16 December 2013

Macabre Monday: Introduction & Black Sunday

When I was browsing Kate Flint's blog, The Minted Beauty, I came across something I just knew I would have to steal from her: Macabre Mondays.

Kate's summary of "Macabre Monday" includes the idea of posts concerning book reviews, movie reviews, scary stories, and "general down right creepiness."

I have a feeling that I will gravitate more towards movies (and possibly some funny reviews of horror movies), but anything is really up for grabs as long as it spooks me but won't scare you guys away ;)

Like Kate says in her post, I will put up a "read more" for Macabre Mondays, simply because I know they are out of the ordinary, a little scary, and not everyone's taste. I will also alert you to spoilers if reviewing a movie or book, and will try to put up trigger warnings when necessary.

So let's begin with a black and white movie from 1960: Black Sunday. 

Also known as The Mask of Satan, this Italian film has been in my Netflix queue for months now. It's not that I dislike black and white films, because I don't, it's that I don't really care for black and white horror films.

While there aren't really any "jump scares" or action quickly following action in this film, there's some creepiness factoring in. The use of shadows, things like massive cobwebs (were the spiders as big as the cobwebs? ewww), outstanding music/sound (and the absence of it), and some pretty cool special effects that I was not expecting, all added up to make the already really interesting story even more intriguing.

By the way, when I say "really interesting story," I mean it. You have a vampire-witch who has returned from the dead, so basically a zombie-vampire-witch, to seek revenge on the family that burned her at the stake centuries ago. Her main goal, apparently, is to suck the life force out of her look-alike nemesis. There's more to it, of course, but that's really all you need to know...

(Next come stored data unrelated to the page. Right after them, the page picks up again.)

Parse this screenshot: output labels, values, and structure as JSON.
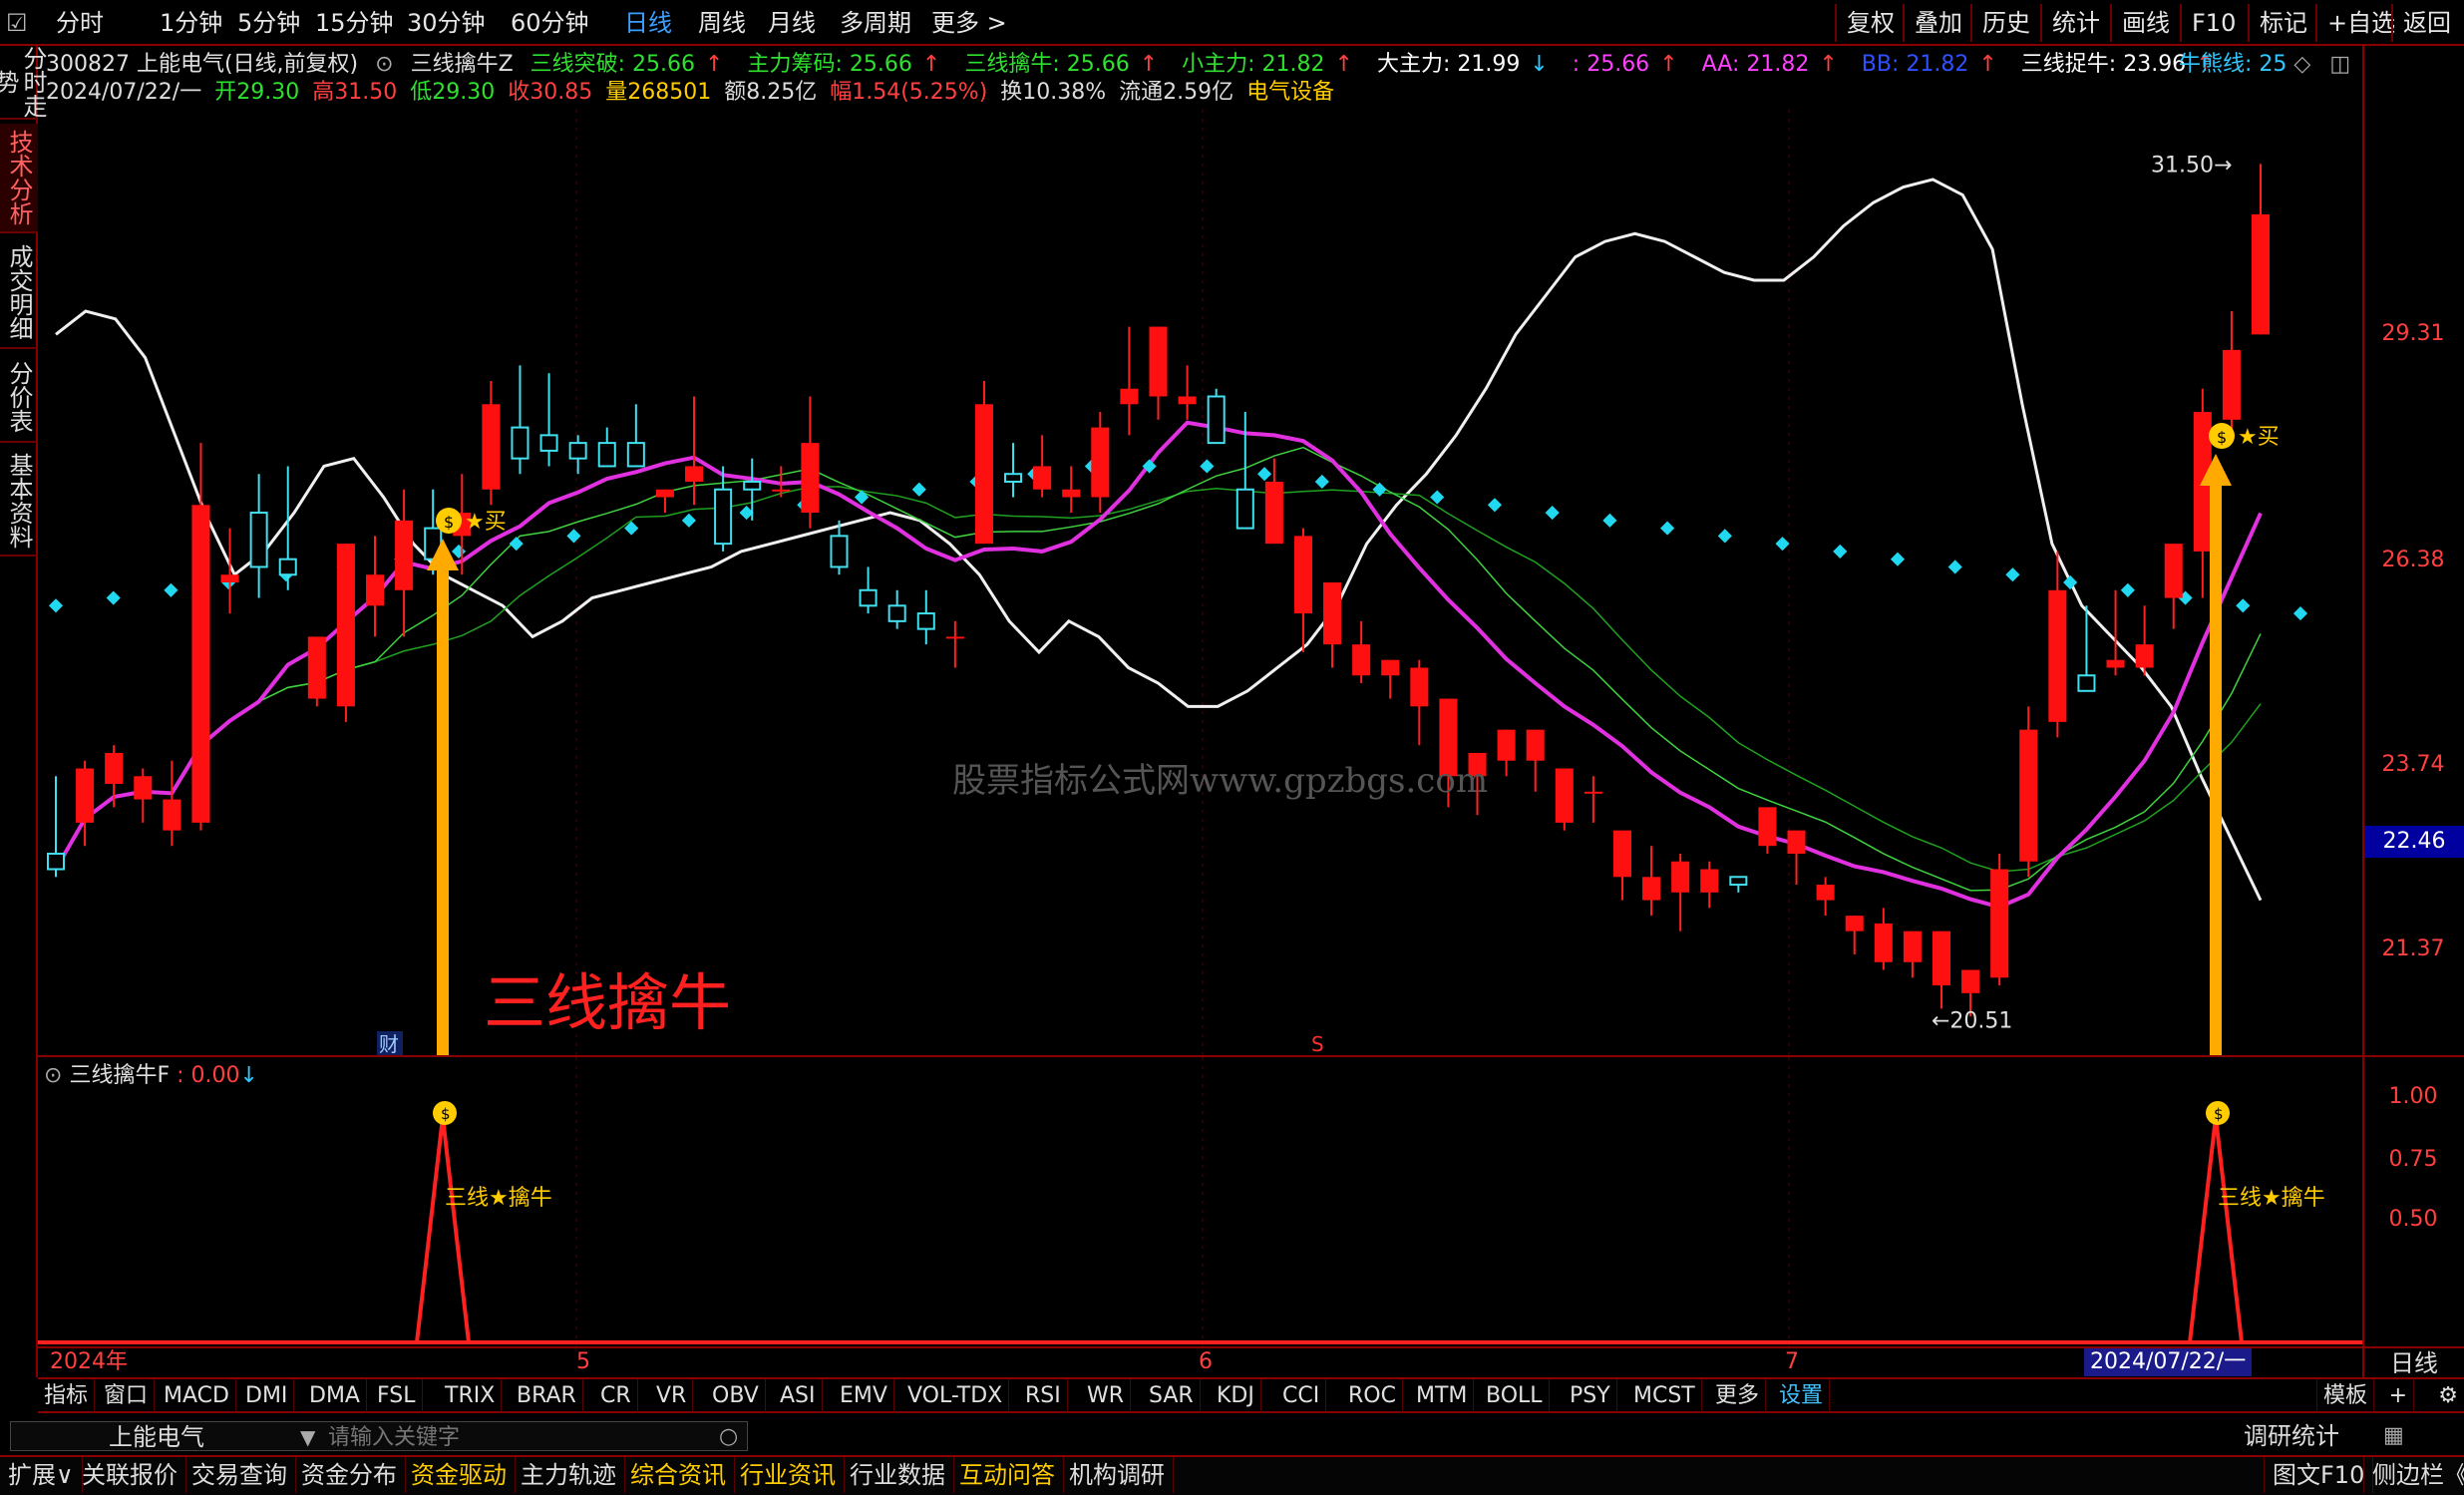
{
  "topbar": {
    "tabs": [
      "分时",
      "1分钟",
      "5分钟",
      "15分钟",
      "30分钟",
      "60分钟",
      "日线",
      "周线",
      "月线",
      "多周期",
      "更多 >"
    ],
    "active_index": 6,
    "right_buttons": [
      "复权",
      "叠加",
      "历史",
      "统计",
      "画线",
      "F10",
      "标记",
      "+自选",
      "返回"
    ]
  },
  "sidebar": {
    "tabs": [
      "分时走势",
      "技术分析",
      "成交明细",
      "分价表",
      "基本资料"
    ],
    "active_index": 1
  },
  "header": {
    "code_name": "300827 上能电气(日线,前复权)",
    "indicator_name": "三线擒牛Z",
    "items": [
      {
        "text": "三线突破: 25.66",
        "color": "#30e030",
        "arrow": "↑"
      },
      {
        "text": "主力筹码: 25.66",
        "color": "#30e030",
        "arrow": "↑"
      },
      {
        "text": "三线擒牛: 25.66",
        "color": "#30e030",
        "arrow": "↑"
      },
      {
        "text": "小主力: 21.82",
        "color": "#30e030",
        "arrow": "↑"
      },
      {
        "text": "大主力: 21.99",
        "color": "#ffffff",
        "arrow": "↓"
      },
      {
        "text": ": 25.66",
        "color": "#ff40ff",
        "arrow": "↑"
      },
      {
        "text": "AA: 21.82",
        "color": "#ff40ff",
        "arrow": "↑"
      },
      {
        "text": "BB: 21.82",
        "color": "#3050ff",
        "arrow": "↑"
      },
      {
        "text": "三线捉牛: 23.96",
        "color": "#ffffff",
        "arrow": "↑"
      }
    ],
    "niu_label": "牛熊线: 25"
  },
  "ohlc_line": {
    "date": "2024/07/22/一",
    "open_label": "开",
    "open": "29.30",
    "high_label": "高",
    "high": "31.50",
    "low_label": "低",
    "low": "29.30",
    "close_label": "收",
    "close": "30.85",
    "vol_label": "量",
    "vol": "268501",
    "amt": "额8.25亿",
    "chg_label": "幅",
    "chg": "1.54(5.25%)",
    "turnover": "换10.38%",
    "float": "流通2.59亿",
    "sector": "电气设备"
  },
  "watermark": "股票指标公式网www.gpzbgs.com",
  "annotation": "三线擒牛",
  "buy_label": "买",
  "cai_label": "财",
  "s_label": "S",
  "main_axis": [
    "29.31",
    "26.38",
    "23.74",
    "21.37"
  ],
  "current_price_tag": "22.46",
  "high_mark": "31.50",
  "low_mark": "20.51",
  "sub_panel": {
    "title": "三线擒牛F",
    "value": "0.00",
    "arrow": "↓",
    "axis": [
      "1.00",
      "0.75",
      "0.50"
    ],
    "signal_label": "三线★擒牛"
  },
  "time_axis": {
    "labels": [
      "2024年",
      "5",
      "6",
      "7"
    ],
    "current": "2024/07/22/一",
    "period": "日线"
  },
  "bottom_tabs": [
    "指标",
    "窗口",
    "MACD",
    "DMI",
    "DMA",
    "FSL",
    "TRIX",
    "BRAR",
    "CR",
    "VR",
    "OBV",
    "ASI",
    "EMV",
    "VOL-TDX",
    "RSI",
    "WR",
    "SAR",
    "KDJ",
    "CCI",
    "ROC",
    "MTM",
    "BOLL",
    "PSY",
    "MCST",
    "更多",
    "设置"
  ],
  "bottom_right": {
    "template": "模板",
    "plus": "+"
  },
  "search": {
    "stock": "上能电气",
    "placeholder": "请输入关键字",
    "stat": "调研统计"
  },
  "status_tabs": [
    "扩展∨",
    "关联报价",
    "交易查询",
    "资金分布",
    "资金驱动",
    "主力轨迹",
    "综合资讯",
    "行业资讯",
    "行业数据",
    "互动问答",
    "机构调研"
  ],
  "status_right": [
    "图文F10",
    "侧边栏《"
  ],
  "chart_data": {
    "type": "candlestick",
    "ylim": [
      20.0,
      32.2
    ],
    "candles": [
      [
        22.6,
        23.6,
        22.3,
        22.4
      ],
      [
        23.0,
        23.8,
        22.7,
        23.7
      ],
      [
        23.5,
        24.0,
        23.2,
        23.9
      ],
      [
        23.3,
        23.7,
        23.0,
        23.6
      ],
      [
        22.9,
        23.8,
        22.7,
        23.3
      ],
      [
        23.0,
        27.9,
        22.9,
        27.1
      ],
      [
        26.1,
        26.8,
        25.7,
        26.2
      ],
      [
        27.0,
        27.5,
        25.9,
        26.3
      ],
      [
        26.4,
        27.6,
        26.0,
        26.2
      ],
      [
        24.6,
        25.3,
        24.5,
        25.4
      ],
      [
        24.5,
        26.6,
        24.3,
        26.6
      ],
      [
        25.8,
        26.7,
        25.4,
        26.2
      ],
      [
        26.0,
        27.3,
        25.4,
        26.9
      ],
      [
        26.8,
        27.3,
        26.2,
        26.4
      ],
      [
        26.7,
        27.5,
        26.2,
        27.0
      ],
      [
        27.3,
        28.7,
        27.1,
        28.4
      ],
      [
        28.1,
        28.9,
        27.5,
        27.7
      ],
      [
        28.0,
        28.8,
        27.6,
        27.8
      ],
      [
        27.9,
        28.0,
        27.5,
        27.7
      ],
      [
        27.9,
        28.1,
        27.6,
        27.6
      ],
      [
        27.9,
        28.4,
        27.8,
        27.6
      ],
      [
        27.2,
        27.3,
        27.0,
        27.3
      ],
      [
        27.4,
        28.5,
        27.1,
        27.6
      ],
      [
        27.3,
        27.6,
        26.5,
        26.6
      ],
      [
        27.4,
        27.7,
        26.9,
        27.3
      ],
      [
        27.3,
        27.6,
        27.2,
        27.3
      ],
      [
        27.0,
        28.5,
        26.8,
        27.9
      ],
      [
        26.7,
        26.9,
        26.2,
        26.3
      ],
      [
        26.0,
        26.3,
        25.7,
        25.8
      ],
      [
        25.8,
        26.0,
        25.5,
        25.6
      ],
      [
        25.7,
        26.0,
        25.3,
        25.5
      ],
      [
        25.4,
        25.6,
        25.0,
        25.4
      ],
      [
        26.6,
        28.7,
        26.6,
        28.4
      ],
      [
        27.5,
        27.9,
        27.2,
        27.4
      ],
      [
        27.3,
        28.0,
        27.2,
        27.6
      ],
      [
        27.2,
        27.6,
        27.0,
        27.3
      ],
      [
        27.2,
        28.3,
        27.0,
        28.1
      ],
      [
        28.4,
        29.4,
        28.0,
        28.6
      ],
      [
        28.5,
        29.4,
        28.2,
        29.4
      ],
      [
        28.4,
        28.9,
        28.2,
        28.5
      ],
      [
        28.5,
        28.6,
        27.9,
        27.9
      ],
      [
        27.3,
        28.3,
        27.1,
        26.8
      ],
      [
        26.6,
        27.7,
        26.6,
        27.4
      ],
      [
        25.7,
        26.8,
        25.2,
        26.7
      ],
      [
        25.3,
        26.0,
        25.0,
        26.1
      ],
      [
        24.9,
        25.6,
        24.8,
        25.3
      ],
      [
        24.9,
        25.0,
        24.6,
        25.1
      ],
      [
        24.5,
        25.1,
        24.0,
        25.0
      ],
      [
        23.6,
        24.6,
        23.2,
        24.6
      ],
      [
        23.6,
        23.9,
        23.1,
        23.9
      ],
      [
        23.8,
        24.2,
        23.6,
        24.2
      ],
      [
        23.8,
        24.1,
        23.4,
        24.2
      ],
      [
        23.0,
        23.7,
        22.9,
        23.7
      ],
      [
        23.4,
        23.6,
        23.0,
        23.4
      ],
      [
        22.3,
        22.8,
        22.0,
        22.9
      ],
      [
        22.0,
        22.7,
        21.8,
        22.3
      ],
      [
        22.1,
        22.6,
        21.6,
        22.5
      ],
      [
        22.1,
        22.5,
        21.9,
        22.4
      ],
      [
        22.3,
        22.3,
        22.1,
        22.2
      ],
      [
        22.7,
        23.0,
        22.6,
        23.2
      ],
      [
        22.6,
        22.8,
        22.2,
        22.9
      ],
      [
        22.0,
        22.3,
        21.8,
        22.2
      ],
      [
        21.6,
        21.8,
        21.3,
        21.8
      ],
      [
        21.2,
        21.9,
        21.1,
        21.7
      ],
      [
        21.2,
        21.6,
        21.0,
        21.6
      ],
      [
        20.9,
        21.3,
        20.6,
        21.6
      ],
      [
        20.8,
        21.1,
        20.5,
        21.1
      ],
      [
        21.0,
        22.6,
        20.9,
        22.4
      ],
      [
        22.5,
        24.5,
        22.3,
        24.2
      ],
      [
        24.3,
        26.5,
        24.1,
        26.0
      ],
      [
        24.9,
        25.8,
        24.8,
        24.7
      ],
      [
        25.0,
        26.0,
        24.9,
        25.1
      ],
      [
        25.0,
        25.8,
        24.9,
        25.3
      ],
      [
        25.9,
        26.4,
        25.5,
        26.6
      ],
      [
        26.5,
        28.6,
        25.9,
        28.3
      ],
      [
        28.2,
        29.6,
        27.9,
        29.1
      ],
      [
        29.3,
        31.5,
        29.3,
        30.85
      ]
    ],
    "bull_bear": [
      25.8,
      25.9,
      26.0,
      26.1,
      26.2,
      26.3,
      26.4,
      26.5,
      26.6,
      26.7,
      26.8,
      26.9,
      27.0,
      27.1,
      27.2,
      27.3,
      27.4,
      27.5,
      27.6,
      27.6,
      27.6,
      27.5,
      27.4,
      27.3,
      27.2,
      27.1,
      27.0,
      26.9,
      26.8,
      26.7,
      26.6,
      26.5,
      26.4,
      26.3,
      26.2,
      26.1,
      26.0,
      25.9,
      25.8,
      25.7
    ],
    "white_line": [
      29.3,
      29.6,
      29.5,
      29.0,
      28.0,
      27.0,
      26.2,
      26.5,
      27.0,
      27.6,
      27.7,
      27.2,
      26.6,
      26.2,
      26.0,
      25.8,
      25.4,
      25.6,
      25.9,
      26.0,
      26.1,
      26.2,
      26.3,
      26.5,
      26.6,
      26.7,
      26.8,
      26.9,
      27.0,
      26.9,
      26.6,
      26.2,
      25.6,
      25.2,
      25.6,
      25.4,
      25.0,
      24.8,
      24.5,
      24.5,
      24.7,
      25.0,
      25.3,
      25.8,
      26.6,
      27.1,
      27.5,
      28.0,
      28.6,
      29.3,
      29.8,
      30.3,
      30.5,
      30.6,
      30.5,
      30.3,
      30.1,
      30.0,
      30.0,
      30.3,
      30.7,
      31.0,
      31.2,
      31.3,
      31.1,
      30.4,
      28.4,
      26.6,
      25.8,
      25.4,
      25.0,
      24.5,
      23.6,
      22.8,
      22.0
    ]
  },
  "legend_note": ""
}
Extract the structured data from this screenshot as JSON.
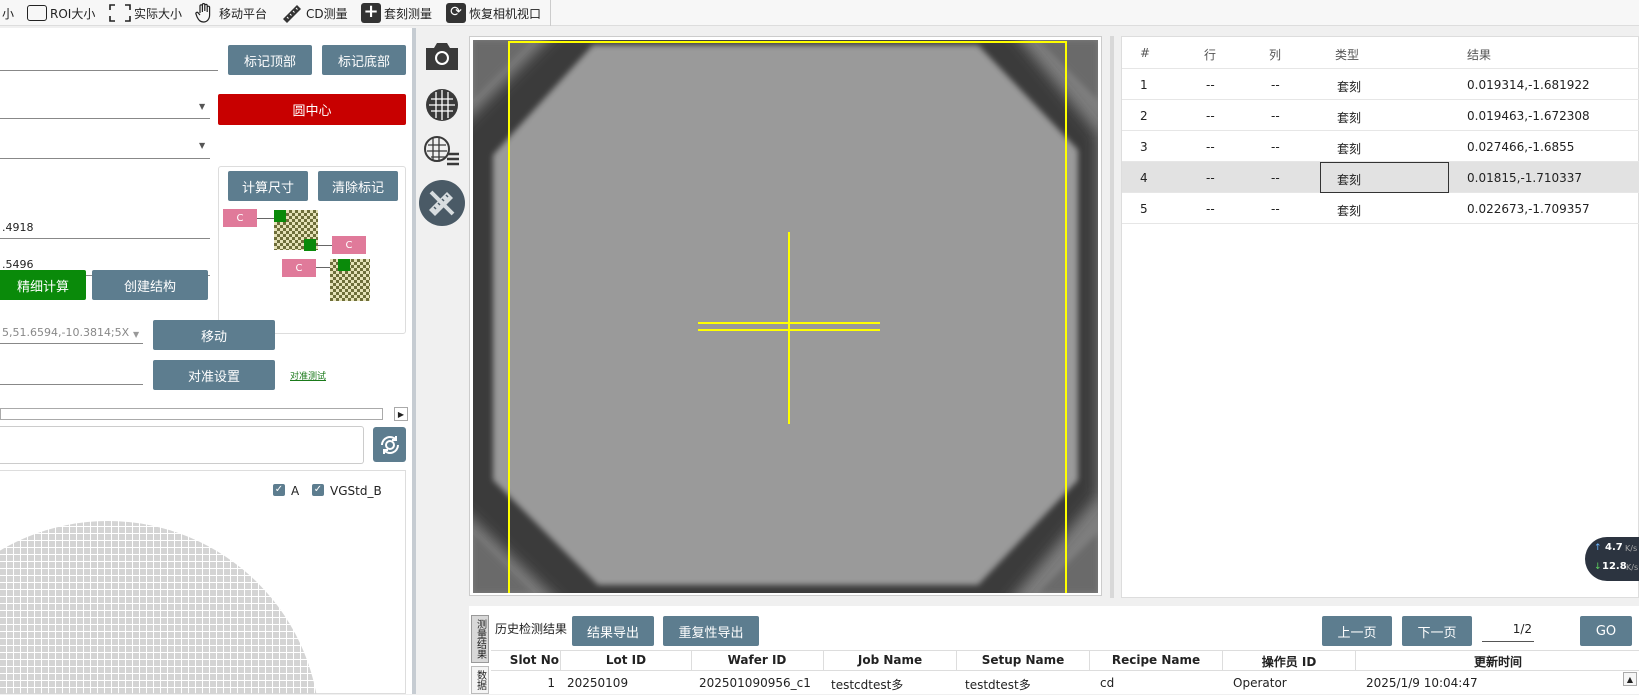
{
  "toolbar": {
    "items": [
      {
        "label": "小",
        "icon": "zoom-out-icon"
      },
      {
        "label": "ROI大小",
        "icon": "roi-box-icon"
      },
      {
        "label": "实际大小",
        "icon": "actual-size-icon"
      },
      {
        "label": "移动平台",
        "icon": "hand-icon"
      },
      {
        "label": "CD测量",
        "icon": "ruler-icon"
      },
      {
        "label": "套刻测量",
        "icon": "plus-icon"
      },
      {
        "label": "恢复相机视口",
        "icon": "refresh-icon"
      }
    ]
  },
  "left": {
    "mark_top": "标记顶部",
    "mark_bottom": "标记底部",
    "circle_center": "圆中心",
    "calc_size": "计算尺寸",
    "clear_marks": "清除标记",
    "value1": ".4918",
    "value2": ".5496",
    "fine_calc": "精细计算",
    "create_struct": "创建结构",
    "position": "5,51.6594,-10.3814;5X",
    "move": "移动",
    "align_settings": "对准设置",
    "align_test": "对准测试",
    "diagram_label": "C",
    "checkbox_a": "A",
    "checkbox_b": "VGStd_B"
  },
  "results": {
    "headers": [
      "#",
      "行",
      "列",
      "类型",
      "结果"
    ],
    "rows": [
      {
        "no": "1",
        "row": "--",
        "col": "--",
        "type": "套刻",
        "result": "0.019314,-1.681922"
      },
      {
        "no": "2",
        "row": "--",
        "col": "--",
        "type": "套刻",
        "result": "0.019463,-1.672308"
      },
      {
        "no": "3",
        "row": "--",
        "col": "--",
        "type": "套刻",
        "result": "0.027466,-1.6855"
      },
      {
        "no": "4",
        "row": "--",
        "col": "--",
        "type": "套刻",
        "result": "0.01815,-1.710337"
      },
      {
        "no": "5",
        "row": "--",
        "col": "--",
        "type": "套刻",
        "result": "0.022673,-1.709357"
      }
    ],
    "selected_row": 4
  },
  "net": {
    "up": "4.7",
    "down": "12.8",
    "unit": "K/s"
  },
  "history": {
    "title": "历史检测结果",
    "tab_vertical": "测量结果",
    "tab_vertical2": "数据",
    "export_results": "结果导出",
    "export_repeat": "重复性导出",
    "prev_page": "上一页",
    "next_page": "下一页",
    "page_indicator": "1/2",
    "go": "GO",
    "headers": [
      "Slot No",
      "Lot ID",
      "Wafer ID",
      "Job Name",
      "Setup Name",
      "Recipe Name",
      "操作员 ID",
      "更新时间"
    ],
    "rows": [
      {
        "slot": "1",
        "lot": "20250109",
        "wafer": "202501090956_c1",
        "job": "testcdtest多",
        "setup": "testdtest多",
        "recipe": "cd",
        "operator": "Operator",
        "time": "2025/1/9 10:04:47"
      }
    ]
  },
  "colors": {
    "button": "#5d7d8f",
    "red_button": "#c80000",
    "green_button": "#0a8a0a",
    "crosshair": "#ffff00"
  }
}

I was surprised to see some romance. It definitely made for some over-the-top melodramatic moments that I caught myself rolling my eyes at. But other than that, the film is nothing but gothic atmosphere and gothic cliches (which probably weren't cliche back then). And I guess, even the romantic sub-plot was a bit gothic...

Also, the opening scene might haunt me a little bit...

Must have sucked to have been a witch. Err...zombie-vampire-witch, I mean.